One of the most widely read college textbooks in the 1960s and ‘70s was How to Lie with Statistics by Darrell Huff. Despite the humorous title, the serious intent of the book (written by a journalist, not a statistician) was to illustrate how common errors in the use of statistics frequently lead to misleading conclusions.
Though popular, it may not have done the job it was intended to do. Almost 50 years later, author John Allen Paulos revisited this subject in his book Innumeracy: Mathematical Illiteracy and Its Consequences. Unfortunately, problems with the proper use of statistics appear to still be a serious and widespread concern. A recent paper by statistician Valen Johnson of Texas A&M University in College Station suggested that one out of every four published scientific studies draw false conclusions because they employ weak statistical standards.

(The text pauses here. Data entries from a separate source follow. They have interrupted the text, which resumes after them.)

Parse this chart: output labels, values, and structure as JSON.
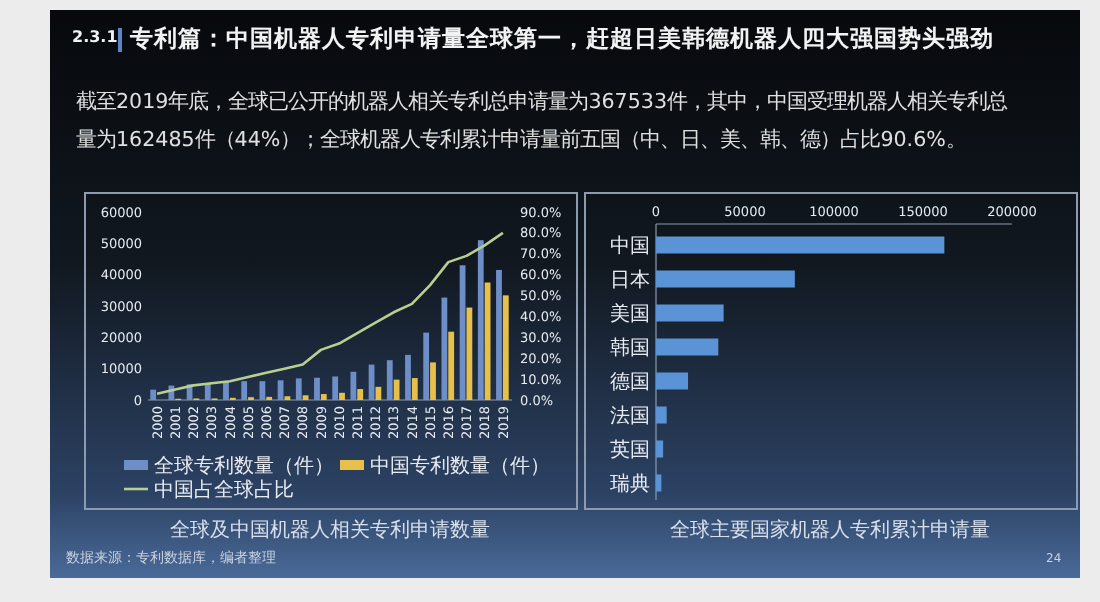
{
  "chart_data": [
    {
      "type": "bar",
      "title": "全球及中国机器人相关专利申请数量",
      "annotations": [
        "2.3.1",
        "专利篇：中国机器人专利申请量全球第一，赶超日美韩德机器人四大强国势头强劲",
        "截至2019年底，全球已公开的机器人相关专利总申请量为367533件，其中，中国受理机器人相关专利总量为162485件（44%）；全球机器人专利累计申请量前五国（中、日、美、韩、德）占比90.6%。",
        "数据来源：专利数据库，编者整理",
        "24"
      ],
      "categories": [
        "2000",
        "2001",
        "2002",
        "2003",
        "2004",
        "2005",
        "2006",
        "2007",
        "2008",
        "2009",
        "2010",
        "2011",
        "2012",
        "2013",
        "2014",
        "2015",
        "2016",
        "2017",
        "2018",
        "2019"
      ],
      "series": [
        {
          "name": "全球专利数量（件）",
          "color": "#6d8ec6",
          "values": [
            3300,
            4600,
            5000,
            5200,
            5800,
            6000,
            6000,
            6300,
            6900,
            7100,
            7500,
            9000,
            11300,
            12700,
            14400,
            21500,
            32700,
            43000,
            51000,
            41500
          ]
        },
        {
          "name": "中国专利数量（件）",
          "color": "#e6c04a",
          "values": [
            null,
            400,
            500,
            500,
            700,
            900,
            1000,
            1200,
            1500,
            1900,
            2300,
            3500,
            4200,
            6500,
            7000,
            12000,
            21800,
            29500,
            37500,
            33400
          ]
        },
        {
          "name": "中国占全球占比",
          "type": "line",
          "axis": "y2",
          "color": "#b9cf8f",
          "values": [
            3,
            5,
            7,
            8,
            9,
            11,
            13,
            15,
            17,
            24,
            27,
            32,
            37,
            42,
            46,
            55,
            66,
            69,
            74,
            80
          ]
        }
      ],
      "ylim": [
        0,
        60000
      ],
      "yticks": [
        0,
        10000,
        20000,
        30000,
        40000,
        50000,
        60000
      ],
      "y2lim": [
        0,
        90
      ],
      "y2ticks": [
        {
          "value": 0,
          "label": "0.0%"
        },
        {
          "value": 10,
          "label": "10.0%"
        },
        {
          "value": 20,
          "label": "20.0%"
        },
        {
          "value": 30,
          "label": "30.0%"
        },
        {
          "value": 40,
          "label": "40.0%"
        },
        {
          "value": 50,
          "label": "50.0%"
        },
        {
          "value": 60,
          "label": "60.0%"
        },
        {
          "value": 70,
          "label": "70.0%"
        },
        {
          "value": 80,
          "label": "80.0%"
        },
        {
          "value": 90,
          "label": "90.0%"
        }
      ],
      "legend": "bottom"
    },
    {
      "type": "bar",
      "orientation": "horizontal",
      "title": "全球主要国家机器人专利累计申请量",
      "categories": [
        "中国",
        "日本",
        "美国",
        "韩国",
        "德国",
        "法国",
        "英国",
        "瑞典"
      ],
      "values": [
        162000,
        78000,
        38000,
        35000,
        18000,
        6000,
        4000,
        3000
      ],
      "color": "#5a93d6",
      "xlim": [
        0,
        200000
      ],
      "xticks": [
        0,
        50000,
        100000,
        150000,
        200000
      ]
    }
  ]
}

The idea that many researchers simply aren’t running and analyzing their experiments properly appeared in yet another article focused on trying to understand why mouse models often don’t wind up being useful predictors of drug responses in human diseases. A survey of 76 influential animal studies “found that half used five or fewer animals per group”, and many failed to properly randomize mice into control and treated groups. In a similar vein, a recent study compared the data obtained from two research groups who were testing cancer cell lines for their susceptibility to anti-cancer drugs. While some of the drugs gave similar results in both studies, the majority did not.